REPUBLIKA.CO.ID, MADISON -- Pengadilan Wisconsin, Amerika Serikat (AS) menolak penghitungan suara ulang yang dilakukan secara manual dengan menggunakan tangan. Hal itu sebelumnya dinilai sebagai cara terbaik untuk mendapatkan hasil suara yang akurat.
Permintaan penghitungan ulang suara pemilu AS 8 November lalu digagas kandidat presiden dari Partai Hijau Jill Stein. Ia mengatakan ada kemungkinan peretasan terjadi saat proses pemungutan suara di Wisconsin dan dua negara bagian lainnya di Negeri Paman Sam, yaitu Michigan dan Pennsylvania.
Menurutnya, semua warga AS membutuhkan kepastian dan pembuktian proses pemilu telah berlangsung aman dan menguntungkan. Di tiga negara bagian tersebut, hasil suara menyatakan Donald Trump dari Partai Republik sebagai pemenang. Namun, ia hanya unggul tipis dibandingkan kandidat presiden dari Partai Demokrat Hillary Clinton.
Dewan Pemilu Wisconsin menyetujui penghitungan ulang suara dilakukan dan dimulai pada Kamis (1/12) besok. Pengacara Stein mengatakan, surat suara sebaiknya dihitung kembali dengan menggunakan tangan. Hal itu karena penghitungan yang dilakukan dengan mesin sangat rentan dengan serangan siber.
Meski demikian, salah satu hakim di Pengadilan Wisconsin, Valerie Bailey Rihn mengatakan penghitungan ulang dengan tangan tidak dapat dilakukan. Belum lagi, tim Stein dinilai gagal menunjukkan bukti kuat kecurangan saat proses pemilihan berlangsung telah terjadi.
"Tim dari Stein gagal menunjukkan kepada kami adanya kesalahan atau penyimpangan yang terjadi saat proses pemungutan suara yang dilakukan dengan menggunakan mesin berlangsung," ujar Rihn, dalam sidang gugatan Stein untuk penghitungan ulang suara, Selasa (29/11).

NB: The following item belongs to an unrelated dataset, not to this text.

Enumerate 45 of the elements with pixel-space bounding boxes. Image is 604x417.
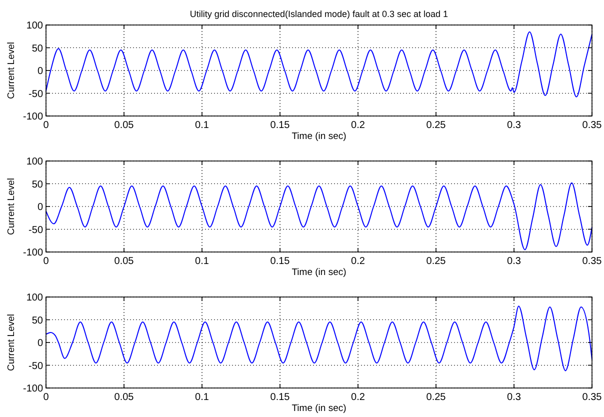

Rihn menjelaskan bahwa penghitungan ulang suara di Wisconsin tetap dilakukan dengan menggunakan mesin. Sebelumnya, beberapa pakar pemilu juga melihat tidak ada indikasi kemenangan Trump dalam pemilu presiden AS terkait dengan peretasan yang memanfaatkan kelemahan sistem elektronik tersebut.
Hasil tak resmi pemilu Wisconsin sebelumnya menunjukkan Trump unggul hanya dengan 27 ribu suara dibanding Clinton. Dengan kata lain, miliarder itu mendapatkan total suara 47,9 persen, sementara rival utamanya adalah 46,9 persen.
Trump sebelumnya mengatakan bahwa upaya penghitungan ulang suara yang diajukan Stein adalah sebuah modus penipuan. Hal itu disebut oleh pria berusia 70 tersebut bertujuan demi keuntungan pribadi.